Even for simple functions, the representation is not unique—splitting a set A_i into smaller measurable pieces changes the formula without changing the function’s graph. The integral’s definition is designed to be representation-independent, so the total “area” remains the same no matter how the rectangles are partitioned.
With the nonnegative simple case in place, the Lebesgue integral for general nonnegative measurable functions is built using approximation from below. For a measurable f ≥ 0 that may take infinitely many values, one considers all simple functions h ∈ S⁺ such that h(x) ≤ f(x) everywhere. Each such h has a definite integral from the earlier step. Because h is always below f, these integrals provide lower bounds on the desired integral of f. The Lebesgue integral is then defined as the supremum of all these lower bounds:
∫ f dμ = sup{ ∫ h dμ : h ∈ S⁺, 0 ≤ h ≤ f }.
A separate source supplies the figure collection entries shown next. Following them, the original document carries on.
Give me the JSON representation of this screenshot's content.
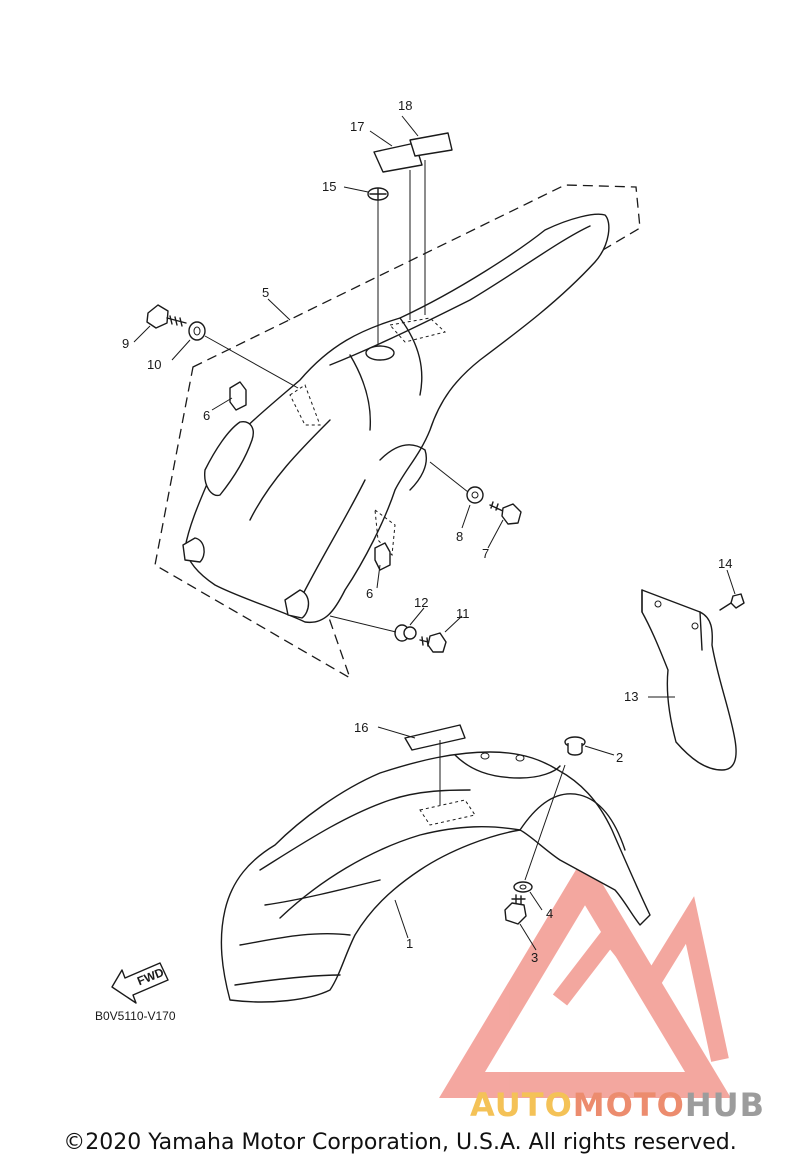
{
  "callouts": {
    "p1": "1",
    "p2": "2",
    "p3": "3",
    "p4": "4",
    "p5": "5",
    "p6a": "6",
    "p6b": "6",
    "p7": "7",
    "p8": "8",
    "p9": "9",
    "p10": "10",
    "p11": "11",
    "p12": "12",
    "p13": "13",
    "p14": "14",
    "p15": "15",
    "p16": "16",
    "p17": "17",
    "p18": "18"
  },
  "fwd_label": "FWD",
  "diagram_code": "B0V5110-V170",
  "copyright": "©2020 Yamaha Motor Corporation, U.S.A. All rights reserved.",
  "watermark": {
    "word1": "AUTO",
    "word2": "MOTO",
    "word3": "HUB",
    "colors": {
      "auto": "#f4c257",
      "moto": "#ec8c6e",
      "hub": "#9c9c9c",
      "logo": "#f08a80"
    }
  }
}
This supremum always exists in [0, ∞] and can be infinite. When the value is finite, f is called μ-integrable. The construction is fundamentally order-driven on the y-axis (the real line), not on X itself: the measure μ only tells how big sets are, while the “approximation by step functions” uses the ordering of real numbers to squeeze f from below. The result is a general Lebesgue integral defined purely from measure and measurability, setting up the later properties that make it powerful.
Cornell Notes
The Lebesgue integral is first defined for nonnegative simple (step) functions on an abstract measure space (X, A, μ). For a simple function f(x)=∑_{i=1}^n c_i 1_{A_i} with c_i ≥ 0, the integral is ∫ f dμ = ∑_{i=1}^n c_i μ(A_i), matching the “area of rectangles” picture. This definition is well defined even though simple-function representations are not unique. To integrate a general nonnegative measurable function f, the construction uses monotone approximation from below: consider all simple functions h ≤ f, compute their integrals, and define ∫ f dμ as the supremum of those values. If the supremum is finite, f is μ-integrable; otherwise the integral is ∞.
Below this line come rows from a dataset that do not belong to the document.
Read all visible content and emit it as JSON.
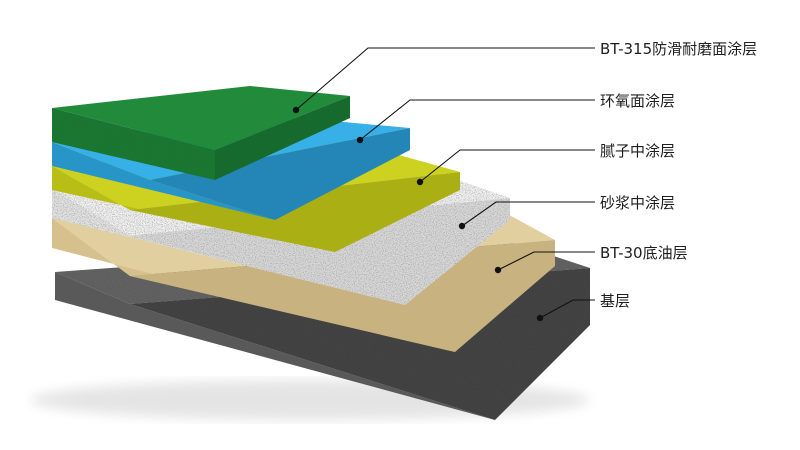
{
  "layers": [
    {
      "label": "BT-315防滑耐磨面涂层",
      "color": "#1f8a3f"
    },
    {
      "label": "环氧面涂层",
      "color": "#2aa3dc"
    },
    {
      "label": "腻子中涂层",
      "color": "#c2c81a"
    },
    {
      "label": "砂浆中涂层",
      "color": "#ececec"
    },
    {
      "label": "BT-30底油层",
      "color": "#d9c597"
    },
    {
      "label": "基层",
      "color": "#5e5e5e"
    }
  ]
}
Why does the construction start with characteristic functions and what requirement fixes their integral?
What exactly makes a function “simple” (step) in this setting, and how does that lead to a rectangle-sum formula?
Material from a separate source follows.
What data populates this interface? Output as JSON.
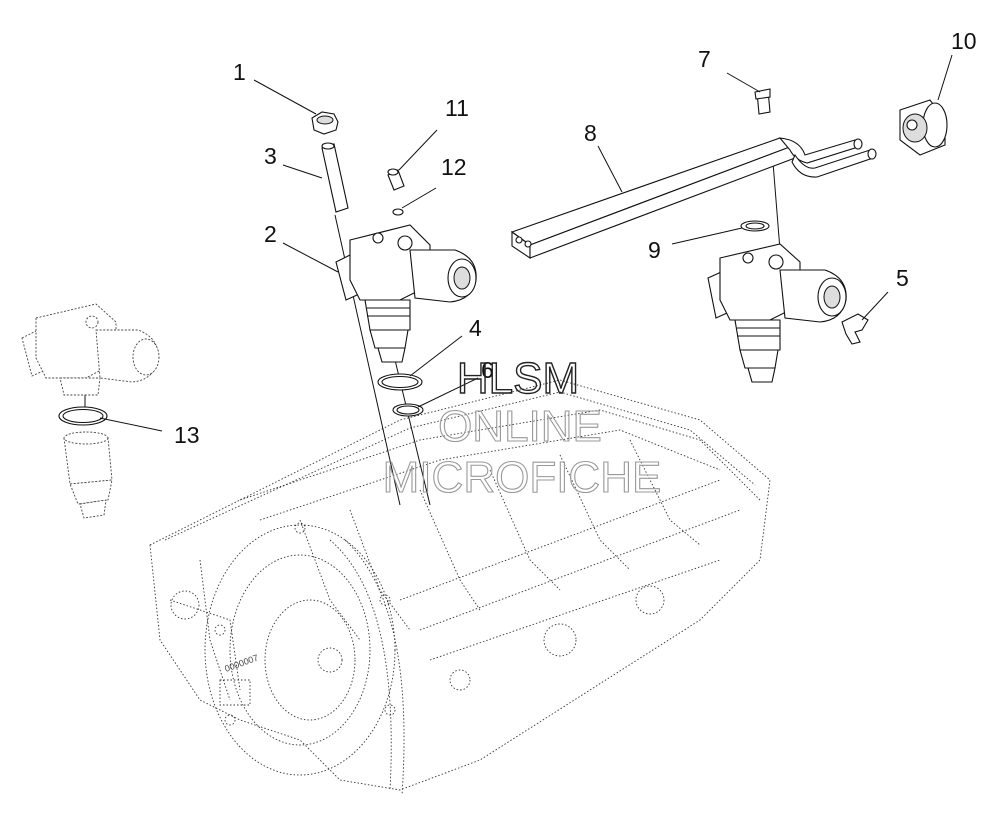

Why restrict to nonnegative simple functions S⁺, and what goes wrong with negative coefficients when μ(A_i)=∞?
How can the integral of a simple function be well defined when its representation is not unique?
How does the Lebesgue integral for a general nonnegative measurable function f get defined using simple functions?
What does “μ-integrable” mean in this framework?
Review Questions
- In what way does the definition of ∫ f dμ for nonnegative measurable f rely on approximating f from below, and why is a supremum the natural choice?
- How does restricting to S⁺ (nonnegative simple functions) resolve the ambiguity involving products like (−2)·∞?
- Explain why the integral of a simple function should not depend on how the measurable sets A_i are partitioned in its representation.
Key Points
- 1
Lebesgue integration is built on a measure space (X, A, μ) where μ assigns sizes to measurable sets in A.
- 2
Characteristic functions satisfy ∫ 1_A dμ = μ(A), tying integration directly to the measure.
- 3
Simple (step) functions are finite sums f=∑ c_i 1_{A_i}, enabling an integral defined as a rectangle-sum: ∫ f dμ = ∑ c_i μ(A_i).
- 4
To avoid undefined expressions involving ∞, the construction restricts to nonnegative coefficients c_i ≥ 0, forming S⁺.
- 5
The integral for simple functions is representation-independent because splitting measurable sets recombines rectangle areas via additivity of μ.
- 6
For general nonnegative measurable f, the integral is defined as the supremum of ∫ h dμ over all simple h ∈ S⁺ with 0 ≤ h ≤ f.
- 7
A function is μ-integrable exactly when its Lebesgue integral is finite (not equal to ∞).